Honorables sénateurs, il y a d'autres éléments que je voulais porter à votre attention, mais, compte tenu de ces arguments, je propose l'amendement suivant.

Motion d'amendement

L'honorable Serge Joyal : Par conséquent, honorables sénateurs, je propose :

Que le projet de loi C-266 ne soit pas maintenant lu une troisième fois, mais qu'il soit lu une troisième fois dans six mois à compter de ce jour.

Des voix : Bravo!

[Français]

Son Honneur le Président : Vous plaît-il, honorables sénateurs, d'adopter la motion d'amendement?

[Traduction]

Nous débattons de la motion, telle qu'elle a été modifiée.

Le Sénat est-il prêt à se prononcer?

Vous plaît-il, honorables sénateurs, d'adopter la motion?

Des voix : D'accord.

Des voix : Non.

Son Honneur le Président : Que les sénateurs qui sont en faveur de la motion veuillent bien dire oui.

Des voix : Oui.

Son Honneur le Président : Que les sénateurs qui sont contre la motion veuillent bien dire non.

Des voix : Non.

Son Honneur le Président : Les non l'emportent.

Et deux sénateurs s'étant levés :

Son Honneur le Président : Plus de deux sénateurs se sont levés. Les whips ont-ils des instructions pour moi?

L'honorable Jim Munson : Nous souhaitons reporter le vote à la prochaine séance.

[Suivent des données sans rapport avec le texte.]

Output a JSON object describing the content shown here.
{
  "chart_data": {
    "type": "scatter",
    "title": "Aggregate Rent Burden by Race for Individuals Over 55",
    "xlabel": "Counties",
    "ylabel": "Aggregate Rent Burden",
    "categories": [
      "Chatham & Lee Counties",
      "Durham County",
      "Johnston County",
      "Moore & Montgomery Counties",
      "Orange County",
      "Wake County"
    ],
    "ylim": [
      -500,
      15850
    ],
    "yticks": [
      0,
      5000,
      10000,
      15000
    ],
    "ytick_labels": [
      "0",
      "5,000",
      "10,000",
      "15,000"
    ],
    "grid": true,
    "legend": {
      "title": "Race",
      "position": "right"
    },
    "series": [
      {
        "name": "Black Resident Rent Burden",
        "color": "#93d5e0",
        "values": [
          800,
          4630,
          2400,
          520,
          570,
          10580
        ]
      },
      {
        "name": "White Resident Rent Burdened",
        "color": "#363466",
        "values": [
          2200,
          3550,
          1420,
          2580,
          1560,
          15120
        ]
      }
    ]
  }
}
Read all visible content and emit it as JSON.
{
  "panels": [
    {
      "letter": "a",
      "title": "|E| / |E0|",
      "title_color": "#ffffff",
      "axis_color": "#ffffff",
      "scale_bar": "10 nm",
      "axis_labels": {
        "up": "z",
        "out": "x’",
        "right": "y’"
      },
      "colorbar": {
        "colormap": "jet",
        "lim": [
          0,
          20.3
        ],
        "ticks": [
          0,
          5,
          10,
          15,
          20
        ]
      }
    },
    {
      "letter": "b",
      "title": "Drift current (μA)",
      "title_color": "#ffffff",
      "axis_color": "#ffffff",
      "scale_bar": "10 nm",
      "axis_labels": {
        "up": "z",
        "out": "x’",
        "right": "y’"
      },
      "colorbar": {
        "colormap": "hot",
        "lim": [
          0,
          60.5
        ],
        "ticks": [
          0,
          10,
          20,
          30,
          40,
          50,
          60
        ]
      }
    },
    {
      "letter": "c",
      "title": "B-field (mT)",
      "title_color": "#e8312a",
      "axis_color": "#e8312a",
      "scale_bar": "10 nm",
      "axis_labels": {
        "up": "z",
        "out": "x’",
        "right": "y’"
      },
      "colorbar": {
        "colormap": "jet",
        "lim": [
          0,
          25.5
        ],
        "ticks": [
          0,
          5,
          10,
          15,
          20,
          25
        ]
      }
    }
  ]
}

Son Honneur le Président : Le vote est reporté à demain.

Des voix : Oh, oh!

Son Honneur le Président : Ce sont les whips qui décident du moment du vote. Je suis prêt à être poli, mais les règles sont les règles. Ce sont les deux personnes qui sont chargées de prendre une décision à cet égard. À moins que quelqu'un ne soit pas d'accord avec leur décision, j'ai le consentement pour le report du vote, et celui-ci aura lieu demain, à 17 h 30.

[Français]

Projet de loi instituant la Journée nationale des produits du phoque et de la mer

Deuxième lecture—Ajournement du débat

L'honorable Céline Hervieux-Payette propose que le projet de loi S-224, Loi instituant la Journée nationale des produits du phoque et de la mer, soit lu pour la deuxième fois.

— Honorables sénateurs, je propose l'ajournement du débat à mon nom pour le temps de parole qu'il me reste.

(Sur la motion de la sénatrice Hervieux-Payette, le débat est ajourné.)

[Traduction]

Les travaux du Sénat

L'honorable Yonah Martin (leader adjointe du gouvernement) : Votre Honneur, puisqu'il est assez tard, il a été proposé que tous les articles qui n'ont pas été abordés restent au Feuilleton et Feuilleton des préavis, et je constate qu'il y a consentement de l'autre côté.

Son Honneur le Président : Êtes-vous d'accord, honorables sénateurs, pour que tous les articles qui n'ont pas été abordés restent au Feuilleton?

Des voix : D'accord.

(La séance est levée, et le Sénat s'ajourne à 14 heures demain.)